AMSTERDAM – La police hollandaise a arrêté plusieurs suspects en lien avec un projet terroriste visant à attaquer une synagogue de la capitale du pays il y a un an, a révélé un quotidien local.

Le principal suspect du réseau, qui est lié à la mosquée sunnite Arrayan d’Amsterdam, est un homme d’une quarantaine d’années d’origine marocaine, qui porte un bouc et a le front dégarni.
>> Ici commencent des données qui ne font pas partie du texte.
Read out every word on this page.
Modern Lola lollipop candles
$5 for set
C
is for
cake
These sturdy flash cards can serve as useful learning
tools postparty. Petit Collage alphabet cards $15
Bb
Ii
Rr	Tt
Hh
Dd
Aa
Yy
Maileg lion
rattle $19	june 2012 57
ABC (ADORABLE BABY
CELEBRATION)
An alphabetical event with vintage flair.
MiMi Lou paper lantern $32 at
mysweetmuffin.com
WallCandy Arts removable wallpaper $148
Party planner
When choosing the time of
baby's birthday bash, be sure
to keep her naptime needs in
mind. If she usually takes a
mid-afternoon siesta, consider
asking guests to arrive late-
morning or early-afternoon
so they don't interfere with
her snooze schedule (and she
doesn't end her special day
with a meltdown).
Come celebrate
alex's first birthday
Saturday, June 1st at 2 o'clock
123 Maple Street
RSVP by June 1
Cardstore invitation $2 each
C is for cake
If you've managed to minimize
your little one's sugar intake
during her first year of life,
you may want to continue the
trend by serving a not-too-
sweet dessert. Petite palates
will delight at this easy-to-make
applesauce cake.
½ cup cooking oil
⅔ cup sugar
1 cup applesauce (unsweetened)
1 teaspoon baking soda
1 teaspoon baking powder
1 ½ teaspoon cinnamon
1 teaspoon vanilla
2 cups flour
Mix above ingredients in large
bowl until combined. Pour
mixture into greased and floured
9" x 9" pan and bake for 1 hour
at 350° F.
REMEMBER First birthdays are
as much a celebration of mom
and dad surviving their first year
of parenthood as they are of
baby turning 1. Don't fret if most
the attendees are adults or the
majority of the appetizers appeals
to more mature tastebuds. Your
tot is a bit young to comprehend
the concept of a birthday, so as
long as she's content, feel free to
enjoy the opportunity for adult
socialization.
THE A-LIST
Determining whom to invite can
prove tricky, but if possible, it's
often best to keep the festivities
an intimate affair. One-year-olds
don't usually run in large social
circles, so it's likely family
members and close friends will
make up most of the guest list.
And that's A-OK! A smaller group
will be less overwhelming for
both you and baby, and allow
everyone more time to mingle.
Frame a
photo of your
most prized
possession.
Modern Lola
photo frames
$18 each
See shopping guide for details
Il possède une connaissance considérable des textes islamiques et conduit une Audi blanche, selon un document de la police obtenu le mois dernier par le quotidien Telegraaf.

L’unité de contre-terrorisme de la police hollandaise surveillait le suspect depuis un mois en raison de son rôle dans un projet d’attaquer, avec des complices, une synagogue du sud d’Amsterdam en janvier dernier, selon le Telegraaf.

L’article a annoncé que le suspect se présentait sous le nom d’ « Abdelhakim ». Plusieurs musulmans ont été arrêtés car ils sont soupçonnés d’être impliqués dans le projet présumé.

Deux députés hollandais de droite, Louis Bontes et Joram van Klaveren, ont demandé la semaine dernière au ministère de la Justice quelles étaient les mesures prises pour protéger les juifs hollandais.

D’autre part, vendredi, le quotidien hollandais Volkskrant a annoncé que l’agence de renseignements intérieurs du pays, le Service de sécurité et des renseignements généraux, avait espionné en 2009 et 2010 le politicien d’extrême-droite Geert Wilders en raison de ses contacts en Israël et pour connaître la mesure de leur influence sur lui.

Le député néerlandais d'extrême-droite Geert Wilders au parlement à La Haye, le 18 décembre 2014. (Crédit : Evert-Jan Daniels/ANP/AFP)

Le député néerlandais d’extrême-droite Geert Wilders au parlement à La Haye, le 18 décembre 2014. (Crédit : Evert-Jan Daniels/ANP/AFP)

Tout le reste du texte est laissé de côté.